Comme beaucoup de pays occidentaux, les Américains sont divisés sur l’attitude à avoir vis-à-vis de leur passé. Plus précisément vis-à-vis des restes – statues et drapeaux- de la guerre de Sécession (1861-1865) qui occupent encore l’espace public. Certains Américains réclament que les symboles des vaincus sudistes soient bannis de l’espace public puisque ceux-ci seraient « synonymes d’esclavagisme et de haine ». Plus d’une centaine de symboles ont ainsi déjà fait les frais de cette table rase, mais c’est aujourd’hui la bourgade de Charlottesville (Virginie) qui est en émoi : la municipalité démocrate a pour projet de déboulonner une très célèbre statue du général Lee (père et héros de la nation sudiste, puis partisan de la réconciliation) et de renommer le square où elle se trouve « Parc de l’Émancipation », cela « en mémoire des populations noires oppressées au sud ».
Sauf que, n’en déplaise à la presse pour qui la guerre commença quand « le camp esclavagiste, refusant d’abolir l’esclavage, avait décidé de quitter l’Union », le sujet est complexe. La guerre de Sécession n’est pas une guerre entre les gentils progressistes du Nord et les méchants racistes du Sud ; penser que les Américains ont choisi de mourir par millions pour les droits des Noirs, c’est partir d’un postulat erroné.
La guerre de Sécession est avant tout le point culminant d’un conflit séculaire entre deux modèles sociaux-politiques. D’un côté le Sud, agricole et conservateur, partisan d’une confédération d’États indépendants ; de l’autre le Nord, industriel et progressiste, partisan d’une fédération centralisée où les États doivent obéir au pouvoir central. Le débat européen avant l’heure, en quelque sorte…
Or, quand le Nord décida de taxer la production agricole du Sud pour le forcer à s’industrialiser, ce dernier refusa et annonça qu’il construirait ses propres ports afin de prendre son indépendance économique. C’est ce qui motiva les abolitionnistes nordistes, désireux de faire pression sur un Sud qui pourrait représenter un concurrent potentiel. L’abolition de l’esclavage n’est donc qu’un prétexte à cette guerre entre deux modèles de société.
Ce conflit joua un rôle fondateur pour l’identité des États du Sud.
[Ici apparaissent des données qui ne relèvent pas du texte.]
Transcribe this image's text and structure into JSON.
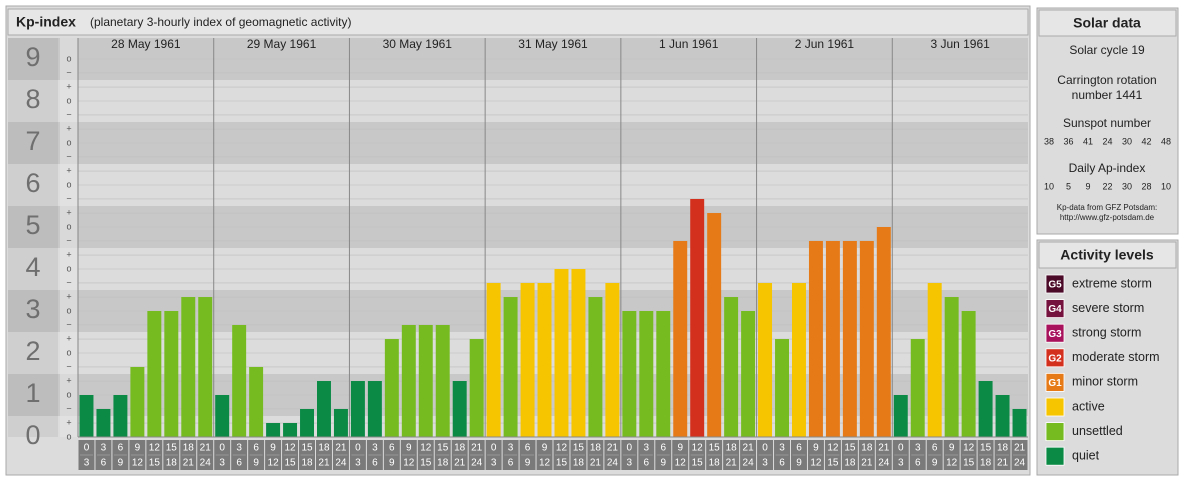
{
  "chart_data": {
    "type": "bar",
    "title": "Kp-index",
    "subtitle": "(planetary 3-hourly index of geomagnetic activity)",
    "ylim": [
      0,
      9
    ],
    "yticks": [
      0,
      1,
      2,
      3,
      4,
      5,
      6,
      7,
      8,
      9
    ],
    "minor_yticks": [
      {
        "value": 0,
        "label": "o"
      },
      {
        "value": 0.333,
        "label": "+"
      },
      {
        "value": 0.667,
        "label": "−"
      },
      {
        "value": 1,
        "label": "o"
      },
      {
        "value": 1.333,
        "label": "+"
      },
      {
        "value": 1.667,
        "label": "−"
      },
      {
        "value": 2,
        "label": "o"
      },
      {
        "value": 2.333,
        "label": "+"
      },
      {
        "value": 2.667,
        "label": "−"
      },
      {
        "value": 3,
        "label": "o"
      },
      {
        "value": 3.333,
        "label": "+"
      },
      {
        "value": 3.667,
        "label": "−"
      },
      {
        "value": 4,
        "label": "o"
      },
      {
        "value": 4.333,
        "label": "+"
      },
      {
        "value": 4.667,
        "label": "−"
      },
      {
        "value": 5,
        "label": "o"
      },
      {
        "value": 5.333,
        "label": "+"
      },
      {
        "value": 5.667,
        "label": "−"
      },
      {
        "value": 6,
        "label": "o"
      },
      {
        "value": 6.333,
        "label": "+"
      },
      {
        "value": 6.667,
        "label": "−"
      },
      {
        "value": 7,
        "label": "o"
      },
      {
        "value": 7.333,
        "label": "+"
      },
      {
        "value": 7.667,
        "label": "−"
      },
      {
        "value": 8,
        "label": "o"
      },
      {
        "value": 8.333,
        "label": "+"
      },
      {
        "value": 8.667,
        "label": "−"
      },
      {
        "value": 9,
        "label": "o"
      }
    ],
    "intervals": [
      {
        "from": 0,
        "to": 3
      },
      {
        "from": 3,
        "to": 6
      },
      {
        "from": 6,
        "to": 9
      },
      {
        "from": 9,
        "to": 12
      },
      {
        "from": 12,
        "to": 15
      },
      {
        "from": 15,
        "to": 18
      },
      {
        "from": 18,
        "to": 21
      },
      {
        "from": 21,
        "to": 24
      }
    ],
    "days": [
      {
        "date": "28 May 1961",
        "values": [
          1,
          0.667,
          1,
          1.667,
          3,
          3,
          3.333,
          3.333
        ],
        "colors": [
          "#0b8a45",
          "#0b8a45",
          "#0b8a45",
          "#76bc21",
          "#76bc21",
          "#76bc21",
          "#76bc21",
          "#76bc21"
        ]
      },
      {
        "date": "29 May 1961",
        "values": [
          1,
          2.667,
          1.667,
          0.333,
          0.333,
          0.667,
          1.333,
          0.667
        ],
        "colors": [
          "#0b8a45",
          "#76bc21",
          "#76bc21",
          "#0b8a45",
          "#0b8a45",
          "#0b8a45",
          "#0b8a45",
          "#0b8a45"
        ]
      },
      {
        "date": "30 May 1961",
        "values": [
          1.333,
          1.333,
          2.333,
          2.667,
          2.667,
          2.667,
          1.333,
          2.333
        ],
        "colors": [
          "#0b8a45",
          "#0b8a45",
          "#76bc21",
          "#76bc21",
          "#76bc21",
          "#76bc21",
          "#0b8a45",
          "#76bc21"
        ]
      },
      {
        "date": "31 May 1961",
        "values": [
          3.667,
          3.333,
          3.667,
          3.667,
          4,
          4,
          3.333,
          3.667
        ],
        "colors": [
          "#f7c400",
          "#76bc21",
          "#f7c400",
          "#f7c400",
          "#f7c400",
          "#f7c400",
          "#76bc21",
          "#f7c400"
        ]
      },
      {
        "date": "1 Jun 1961",
        "values": [
          3,
          3,
          3,
          4.667,
          5.667,
          5.333,
          3.333,
          3
        ],
        "colors": [
          "#76bc21",
          "#76bc21",
          "#76bc21",
          "#e67a17",
          "#d4301e",
          "#e67a17",
          "#76bc21",
          "#76bc21"
        ]
      },
      {
        "date": "2 Jun 1961",
        "values": [
          3.667,
          2.333,
          3.667,
          4.667,
          4.667,
          4.667,
          4.667,
          5
        ],
        "colors": [
          "#f7c400",
          "#76bc21",
          "#f7c400",
          "#e67a17",
          "#e67a17",
          "#e67a17",
          "#e67a17",
          "#e67a17"
        ]
      },
      {
        "date": "3 Jun 1961",
        "values": [
          1,
          2.333,
          3.667,
          3.333,
          3,
          1.333,
          1,
          0.667
        ],
        "colors": [
          "#0b8a45",
          "#76bc21",
          "#f7c400",
          "#76bc21",
          "#76bc21",
          "#0b8a45",
          "#0b8a45",
          "#0b8a45"
        ]
      }
    ]
  },
  "solar": {
    "title": "Solar data",
    "cycle": "Solar cycle 19",
    "carrington": [
      "Carrington rotation",
      "number 1441"
    ],
    "sunspot_title": "Sunspot number",
    "sunspot": [
      38,
      36,
      41,
      24,
      30,
      42,
      48
    ],
    "ap_title": "Daily Ap-index",
    "ap": [
      10,
      5,
      9,
      22,
      30,
      28,
      10
    ],
    "source": [
      "Kp-data from GFZ Potsdam:",
      "http://www.gfz-potsdam.de"
    ]
  },
  "levels": {
    "title": "Activity levels",
    "items": [
      {
        "badge": "G5",
        "label": "extreme storm",
        "color": "#4a0a28"
      },
      {
        "badge": "G4",
        "label": "severe storm",
        "color": "#76123e"
      },
      {
        "badge": "G3",
        "label": "strong storm",
        "color": "#a8125c"
      },
      {
        "badge": "G2",
        "label": "moderate storm",
        "color": "#d4301e"
      },
      {
        "badge": "G1",
        "label": "minor storm",
        "color": "#e67a17"
      },
      {
        "label": "active",
        "color": "#f7c400"
      },
      {
        "label": "unsettled",
        "color": "#76bc21"
      },
      {
        "label": "quiet",
        "color": "#0b8a45"
      }
    ]
  }
}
Tous leurs arrière-mondes culturels sont le fruit de cette résistance héroïque dans une guerre perdue d’avance pour la liberté et la défense de leurs traditions. Aujourd’hui, défendre ces symboles, ce n’est pas une façon de dire « Vive les Blancs et l’esclavage ! » Défendre ces symboles, c’est, au mieux, une marque de respect pour le sacrifice de leurs aïeux ; au pire une revendication politique néo-libertarienne qui signifierait « J’emmerde le gouvernement central de Washington ». Interdire aux États du Sud d’arborer leurs symboles, c’est nier leur culture et leur histoire par un jacobinisme mensonger et revanchard.
Ainsi, donc, affirmer que le drapeau sudiste est une bannière raciste ou que le général Lee est un nazi avant l’heure relève d’un anachronisme indigne. Qu’il soit aujourd’hui utilisé par des racistes ne fait pas du drapeau sudiste un symbole raciste, pas plus que le drapeau corse, utilisé par le FLNC, n’est devenu un signe terroriste…
Ce problème dépasse évidemment le territoire américain. Il n’est pas seulement question de défendre une statue ou un drapeau. Il s’agit avant tout de défendre notre histoire face aux déconstructeurs, face à ceux qui jugent du passé avec pour seul étalon le politiquement correct présent… Si nous relâchons notre vigilance, nous risquons bien de voir nos imaginaires décolonisés, nos statues déboulonnées et nos drapeaux arrachés. Car « l’Histoire est écrite par ceux qui pendent les héros », pour reprendre cette phrase qui ouvre le film Braveheart.